Thread
#feature-discussions
    a

    Andrew Achkar

    3 weeks ago
    Hello, curious if anyone else has had a need for a FlyteFile that has an associated lifetime - whereby it would be automatically cleaned up after a user-specified timeframe. This could be along the lines of compliance with data retention policies.
    Ketan (kumare3)

    Ketan (kumare3)

    3 weeks ago
    @Andrew Achkar can you not do this directly on the target S3 bucket?
    a

    Andrew Achkar

    3 weeks ago
    Good point Ketan, you can definitely use s3 bucket lifecycle policies, but it is fairly coarse. Tag filtering could be used to be a bit more granular, up to a point (there would be a limit on the number of lifecycle policies a bucket can have). So I think that would cover many cases, yes. Still, files managed by Flyte (ie. FlyteFile) would need to be created with specific tags that match those policies - not sure if that is controllable and to what degree. Maybe I want some files to expire (retention policy) and others I don’t mind keeping around longer So, I was imagining more fine grained control where per-file expiry timestamps could be specified, but I think you could manage just with some tagging convention paired with the bucket lifecycle policy.
    Ketan (kumare3)

    Ketan (kumare3)

    3 weeks ago
    would love to hear a proposal
    feel free to do it and we can share it in one of the community meetings
    a

    Andrew Achkar

    3 weeks ago
    Sure, for a proposal do you mean a document, github issue, sketch of the programmatic api? Also, it occurred to me, even if we can solve for s3 case via bucket policies, supporting other cloud vendors makes it more complicated if that is the implementation.

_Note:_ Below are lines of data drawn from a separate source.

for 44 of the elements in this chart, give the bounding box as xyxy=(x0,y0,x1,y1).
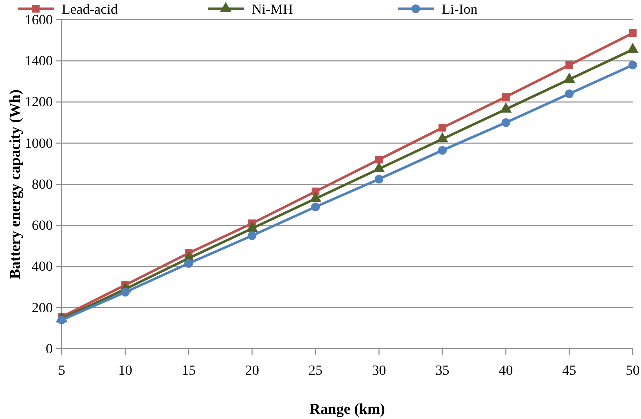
x-tick-label: 50 xyxy=(626,364,640,379)
point xyxy=(564,72,576,84)
point xyxy=(436,132,449,143)
point xyxy=(502,93,510,101)
point xyxy=(629,29,637,38)
point xyxy=(627,43,639,54)
x-tick-label: 25 xyxy=(308,364,323,379)
y-tick-label: 0 xyxy=(46,342,53,358)
point xyxy=(374,175,384,184)
x-tick-label: 40 xyxy=(499,364,514,379)
x-tick-label: 45 xyxy=(562,364,577,379)
x-tick-label: 5 xyxy=(58,364,66,379)
point xyxy=(438,124,447,132)
legend-label: Lead-acid xyxy=(62,3,118,18)
point xyxy=(310,192,322,202)
x-tick-label: 35 xyxy=(436,364,450,379)
point xyxy=(565,90,574,98)
x-tick-label: 15 xyxy=(182,364,196,379)
point xyxy=(628,60,638,70)
point xyxy=(311,202,320,212)
point xyxy=(502,118,510,128)
point xyxy=(438,146,448,155)
x-tick-label: 20 xyxy=(245,364,260,379)
y-tick-label: 400 xyxy=(32,260,53,276)
x-tick-label: 10 xyxy=(118,364,132,379)
y-tick-label: 1200 xyxy=(25,96,53,111)
point xyxy=(58,316,66,325)
point xyxy=(500,102,512,113)
point xyxy=(121,288,130,297)
y-tick-label: 1000 xyxy=(25,136,53,152)
point xyxy=(184,259,194,268)
y-tick-label: 1400 xyxy=(25,54,53,70)
point xyxy=(566,61,574,70)
x-axis-title: Range (km) xyxy=(310,402,386,418)
y-axis-title: Battery energy capacity (Wh) xyxy=(8,90,24,280)
x-tick-label: 30 xyxy=(372,364,386,379)
y-tick-label: 200 xyxy=(32,301,53,316)
point xyxy=(375,156,384,164)
y-tick-label: 800 xyxy=(32,178,53,193)
y-tick-label: 600 xyxy=(32,219,53,234)
legend-label: Li-Ion xyxy=(442,3,478,18)
point xyxy=(248,232,257,240)
y-tick-label: 1600 xyxy=(25,13,53,28)
legend-label: Ni-MH xyxy=(252,3,294,18)
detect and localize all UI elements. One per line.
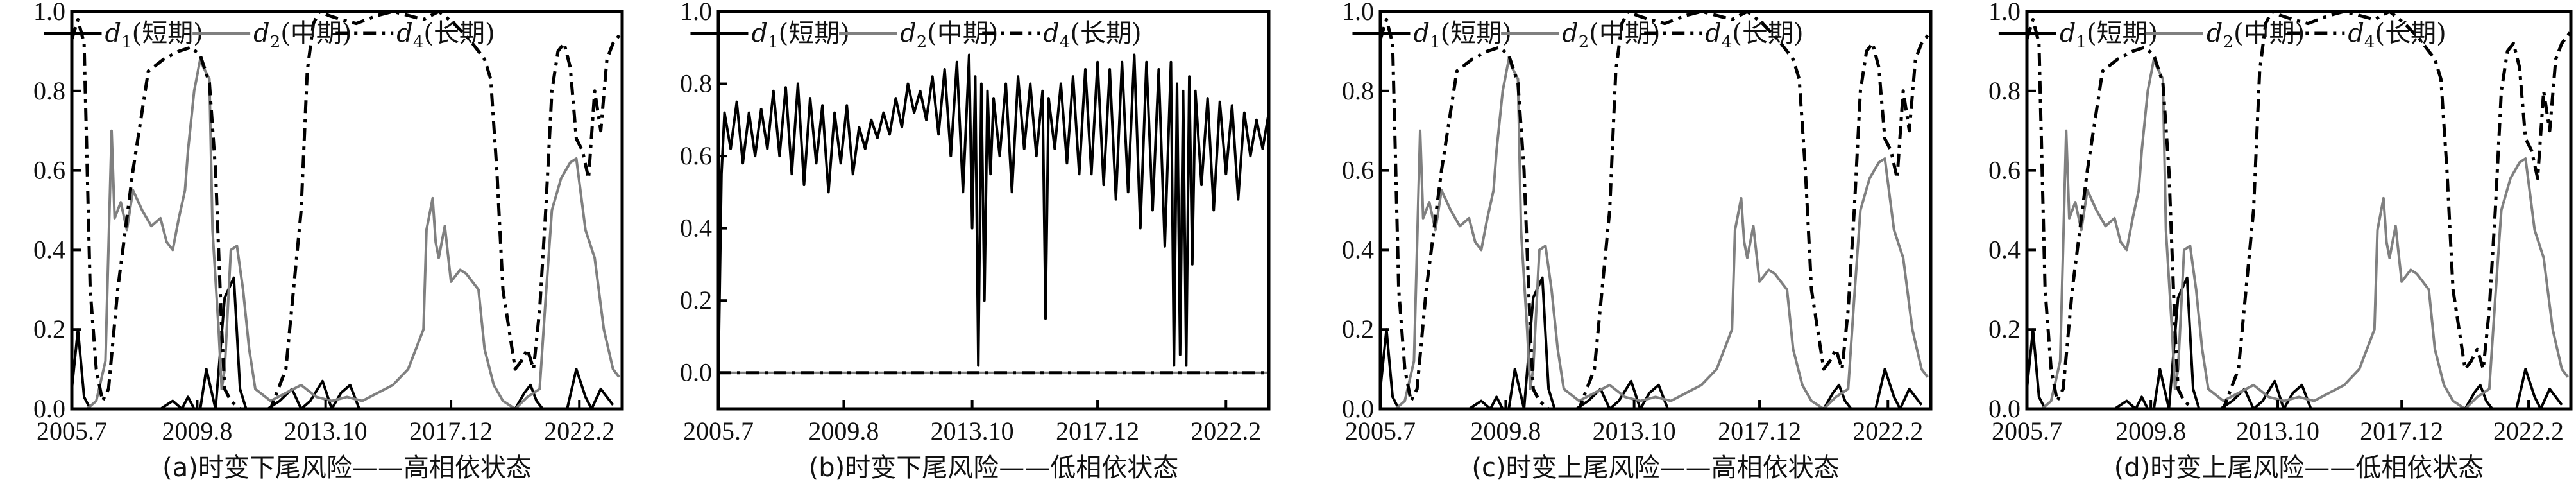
x-tick-label: 2013.10: [931, 417, 1014, 445]
y-tick-label: 0.4: [33, 235, 65, 264]
x-tick-label: 2022.2: [2493, 417, 2564, 445]
y-tick-label: 1.0: [1342, 0, 1374, 26]
legend: d1(短期) d2(中期) d4(长期): [44, 19, 495, 52]
series-line-2: [2027, 58, 2569, 409]
x-tick-label: 2022.2: [1852, 417, 1923, 445]
y-tick-label: 0.8: [1342, 76, 1374, 105]
y-tick-label: 0.0: [1342, 394, 1374, 423]
y-tick-label: 0.0: [680, 358, 712, 387]
legend-label-2: d2(中期): [900, 19, 998, 52]
y-tick-label: 1.0: [1988, 0, 2021, 26]
plot-area: [1380, 12, 1931, 409]
plot-frame: [70, 10, 624, 411]
chart-panel-d: 0.0 0.2 0.4 0.6 0.8 1.0 2005.7 2009.8 2013.10 201…: [1988, 0, 2573, 483]
y-tick-label: 1.0: [33, 0, 65, 26]
panel-caption: (c)时变上尾风险——高相依状态: [1471, 453, 1839, 483]
y-tick-label: 0.8: [1988, 76, 2021, 105]
y-tick-label: 0.4: [680, 214, 712, 243]
chart-panel-a: 0.0 0.2 0.4 0.6 0.8 1.0 2005.7 2009.8 2013.10 201…: [33, 0, 624, 483]
y-tick-label: 0.2: [33, 314, 65, 343]
legend-label-3: d4(长期): [1705, 19, 1803, 52]
y-tick-label: 0.4: [1342, 235, 1374, 264]
x-tick-label: 2005.7: [1345, 417, 1416, 445]
series-line-1: [1380, 276, 1923, 409]
x-tick-label: 2005.7: [1992, 417, 2062, 445]
x-tick-label: 2009.8: [1470, 417, 1541, 445]
panel-caption: (d)时变上尾风险——低相依状态: [2114, 453, 2484, 483]
y-tick-label: 0.0: [33, 394, 65, 423]
plot-frame: [1378, 10, 1933, 411]
x-tick-label: 2013.10: [284, 417, 368, 445]
series-line-3: [1380, 12, 1931, 409]
legend: d1(短期) d2(中期) d4(长期): [1998, 19, 2446, 52]
y-tick-label: 1.0: [680, 0, 712, 26]
y-tick-label: 0.8: [680, 69, 712, 98]
x-tick-label: 2009.8: [162, 417, 232, 445]
y-tick-label: 0.2: [1342, 314, 1374, 343]
legend-label-2: d2(中期): [2207, 19, 2305, 52]
legend: d1(短期) d2(中期) d4(长期): [1352, 19, 1804, 52]
legend-label-3: d4(长期): [1043, 19, 1141, 52]
series-line-1: [2027, 276, 2563, 409]
plot-area: [2027, 12, 2571, 409]
y-tick-label: 0.4: [1988, 235, 2021, 264]
chart-panel-c: 0.0 0.2 0.4 0.6 0.8 1.0 2005.7 2009.8 2013.10 201…: [1342, 0, 1933, 483]
chart-panel-b: 0.0 0.2 0.4 0.6 0.8 1.0 2005.7 2009.8 2013.10 201…: [680, 0, 1271, 483]
series-line-1: [718, 53, 1269, 373]
plot-area: [72, 12, 622, 409]
y-tick-label: 0.6: [1988, 156, 2021, 185]
series-line-2: [1380, 58, 1929, 409]
plot-area: [718, 53, 1269, 375]
panel-caption: (b)时变下尾风险——低相依状态: [809, 453, 1179, 483]
plot-frame: [716, 10, 1271, 411]
y-tick-label: 0.0: [1988, 394, 2021, 423]
x-tick-label: 2017.12: [409, 417, 493, 445]
x-tick-label: 2013.10: [2236, 417, 2319, 445]
y-tick-label: 0.6: [1342, 156, 1374, 185]
legend-label-1: d1(短期): [1413, 19, 1511, 52]
x-tick-label: 2017.12: [1718, 417, 1801, 445]
plot-frame: [2025, 10, 2573, 411]
legend-label-1: d1(短期): [751, 19, 849, 52]
x-tick-label: 2005.7: [683, 417, 754, 445]
y-tick-label: 0.6: [680, 141, 712, 170]
series-line-1: [72, 276, 614, 409]
x-tick-label: 2009.8: [2115, 417, 2186, 445]
legend-label-3: d4(长期): [2348, 19, 2446, 52]
x-tick-label: 2017.12: [1056, 417, 1139, 445]
x-tick-label: 2017.12: [2360, 417, 2443, 445]
x-tick-label: 2022.2: [544, 417, 614, 445]
x-tick-label: 2013.10: [1593, 417, 1676, 445]
y-tick-label: 0.6: [33, 156, 65, 185]
legend-label-2: d2(中期): [1562, 19, 1660, 52]
legend-label-1: d1(短期): [2060, 19, 2158, 52]
x-tick-label: 2022.2: [1191, 417, 1261, 445]
legend-label-2: d2(中期): [253, 19, 352, 52]
panel-caption: (a)时变下尾风险——高相依状态: [162, 453, 532, 483]
x-tick-label: 2009.8: [808, 417, 879, 445]
y-tick-label: 0.2: [680, 286, 712, 314]
y-tick-label: 0.8: [33, 76, 65, 105]
legend-label-3: d4(长期): [396, 19, 495, 52]
series-line-2: [72, 58, 620, 409]
y-tick-label: 0.2: [1988, 314, 2021, 343]
legend: d1(短期) d2(中期) d4(长期): [690, 19, 1142, 52]
series-line-3: [72, 12, 622, 409]
x-tick-label: 2005.7: [37, 417, 107, 445]
legend-label-1: d1(短期): [105, 19, 203, 52]
series-line-3: [2027, 12, 2571, 409]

It feels like it might be a better fit for something flyte keeps track of more directly.
    Ketan (kumare3)

    Ketan (kumare3)

    3 weeks ago
    hmm
    ya an issue or there is an RFC process
    check the flyte repo
    a

    Andrew Achkar

    3 weeks ago
    I’ve put together a description as an issue here: https://github.com/flyteorg/flyte/issues/2832
    I wonder if one way to represent this might be an
    Expireable[T]
    annotation. So it could be
    Expireable[pd.DataFrame]
    or
    Expireable[FlyteFile]
    and tasks could return their object wrapped in this object.
    As a workaround, we noticed we could probably use StructuredDataset’s uri field to control more explicitly where files end up in s3 and hence apply bucket lifecycle policies that would apply to those objects specifically (as a group, more so than the granularity I was suggesting would be ideal). In case someone else has a similar need that seems to be a viable approach if the data can be made into a StructuredDataset.
    Ketan (kumare3)

    Ketan (kumare3)

    3 weeks ago
    You can control this in flytefile too
    Also you can set the raw output prefix per execution and all raw data will be put in that prefix only
    a

    Andrew Achkar

    3 weeks ago
    Oh? How do I set that in FlyteFile? I saw that you could set the prefix per execution, that can help too for some scenarios, but I am picturing say an intermediate dataset needing to be deleted but an output model artifact need to be retained, as part of the same workflow / execution.
    Ketan (kumare3)

    Ketan (kumare3)

    3 weeks ago
    I would still then just copy the model to a different location as a step
    a

    Andrew Achkar

    3 weeks ago
    Sure, that is always an option, or conversely use manual file management for files needing to obey retention rules. Just was looking for some elegant way to solve it more generally 🙂
    Ketan (kumare3)

    Ketan (kumare3)

    3 weeks ago
    ya, i think instead of manual file management, just copying the last bit over is nicer. it scales better. - basically the end prefix can be learnt
    cc @Yee- Flyte file custom path?